The Washington Post: 103 Revoked Citizenships in Bahrain in 2017 Alone
2017-07-10 - 8:51 p
Bahrain Mirror: The Washington Post reported in a report that the "authorities have revoked the citizenship of 103 people so far this year, already more than in 2016."
"Rights activists say authorities have revoked the citizenship of 103 people so far this year, already more than in 2016. All were convicted of terrorism-related crimes in trials that rights activists say lacked due process and transparency," the US-based Washington Post added in its report entitled "Bahrain is Stripping Dissidents of Their Citizenship, and the U.S. is Silent".
The kingdom has stripped 451 people of their citizenship since 2012, according to a tally kept by Bahrain Institute for Rights and Democracy rights institute.
Those who remain in the kingdom live as stateless people in their own country. Without identity documents, simply driving across an island dotted with police checkpoints can be a dangerous proposition. All lose access to state pensions and state services including health care, as well as the ability to manage their property. They cannot register the births of their children, which means their offspring also cannot get access to state services. Most of those deprived of their citizenship this year are in prison after being convicted under Bahrain's anti-terrorism law.
The pace of citizenship revocations has increased amid an intensifying crackdown on opposition. And activists charge that the silence of the West, particularly the United States and Britain, has emboldened authorities to press ahead with more repressive measures than the kingdom has employed since the response to mass protests in 2011, the Washington Post further added.
"There's absolutely zero pressure for them to reform or do anything that's less than repressive," said Sayed Ahmed Alwadaei, director of advocacy at the Bahrain Institute for Rights and Democracy and one of those deprived of his citizenship. That attitude was clear, he said, when President Trump reassured the king of Bahrain at a meeting in May that there would be no "strain" in their relationship.
"This was an indicator that human rights is absolutely not part of the U.S. interests," Alwadaei added in the Washington Post report.

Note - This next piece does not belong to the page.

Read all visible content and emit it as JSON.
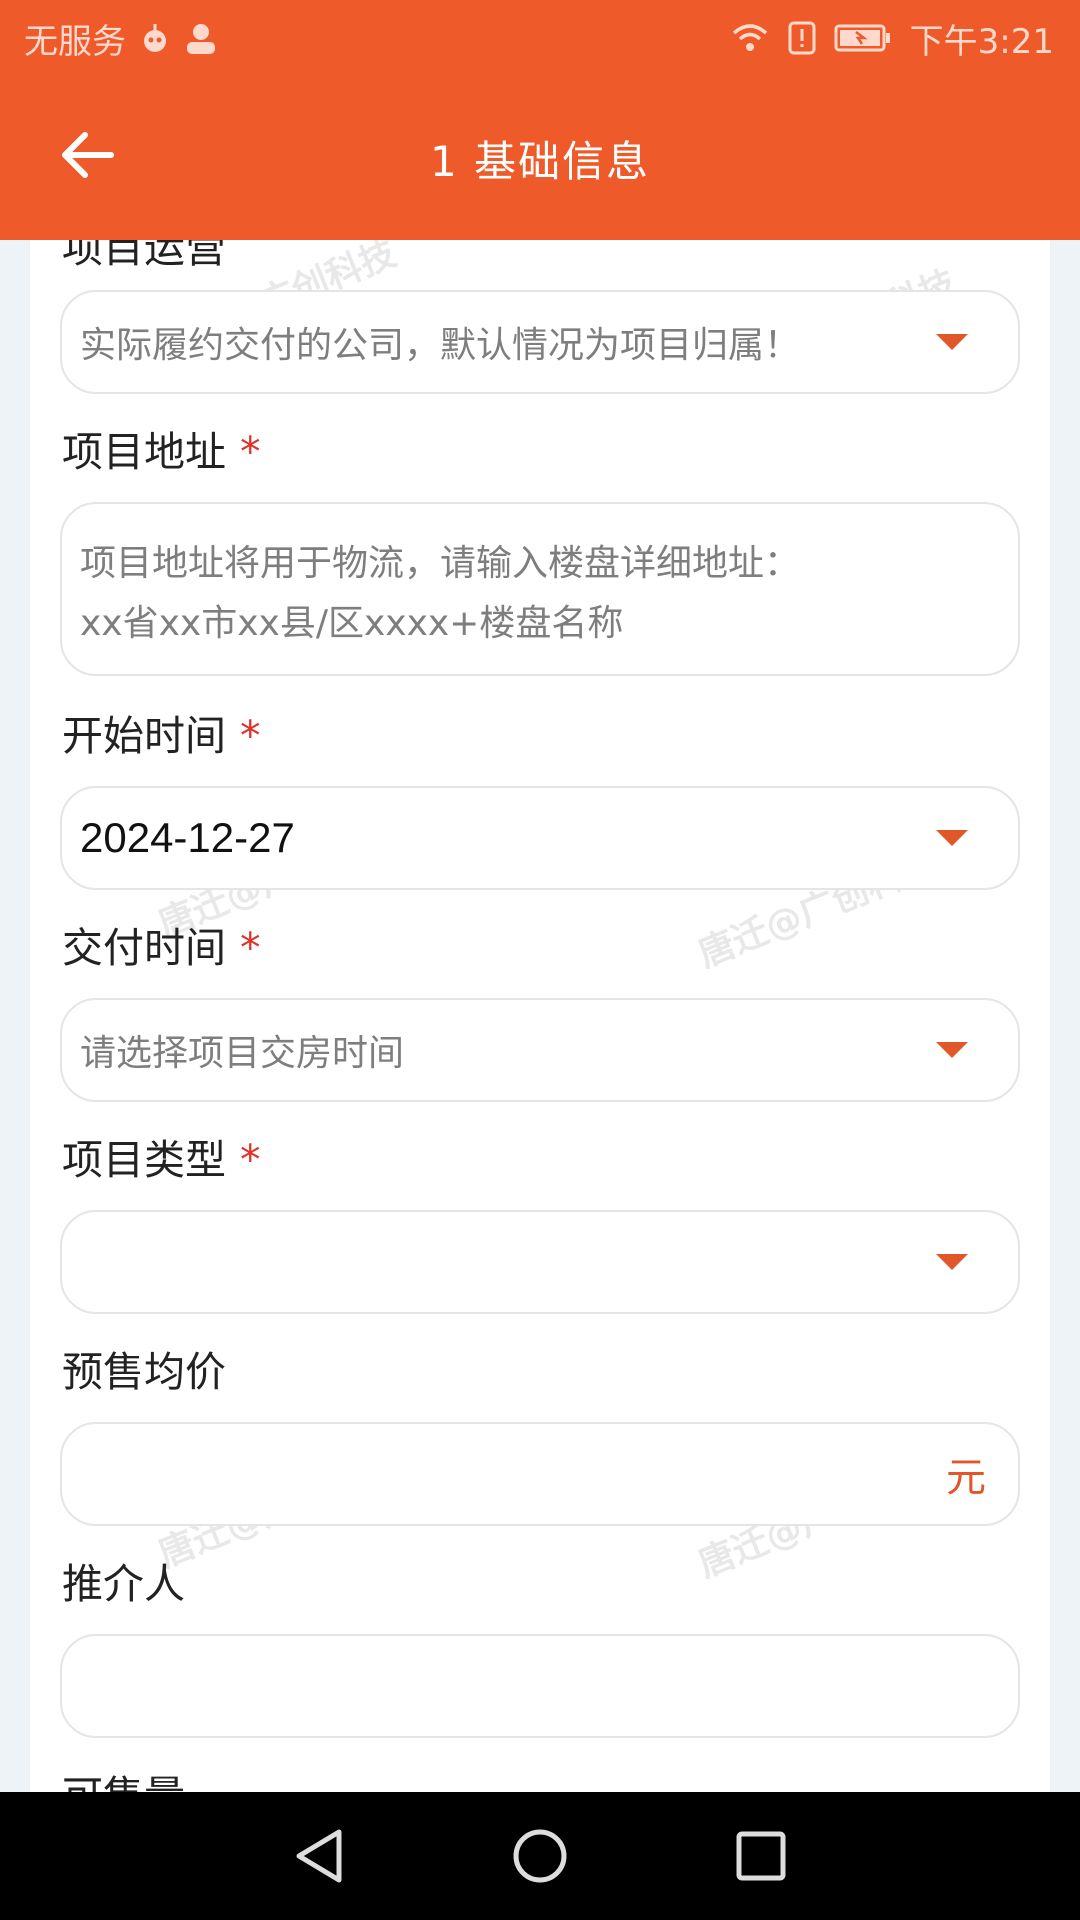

An official at the Bahraini Embassy in Britain said authorities revoke citizenship "in the aim of preserving security and stability while countering threats of terrorism." He further claimed that "revoking citizenship is only done in accordance with the provisions of the law."
The Report also noted the 2011 pro-democracy protests of thousands of demonstrators, that were met with brutal repression and capital detention.
"It's a way of killing your identity, your existence," said Ali Abdulemam, a blogger and activist whose citizenship was revoked in 2015. He now lives in Britain, where he was granted asylum. "Someone thinks he has the authority to tell me that I don't belong to my homeland."
"The concern that we would have is the justice system in Bahrain has proven itself utterly incapable of providing anybody a fair trial, notably in terrorism cases. So the verdicts that they're delivering simply cannot be relied upon either way," said Nicholas McGeehan, a Middle East researcher for Human Rights Watch.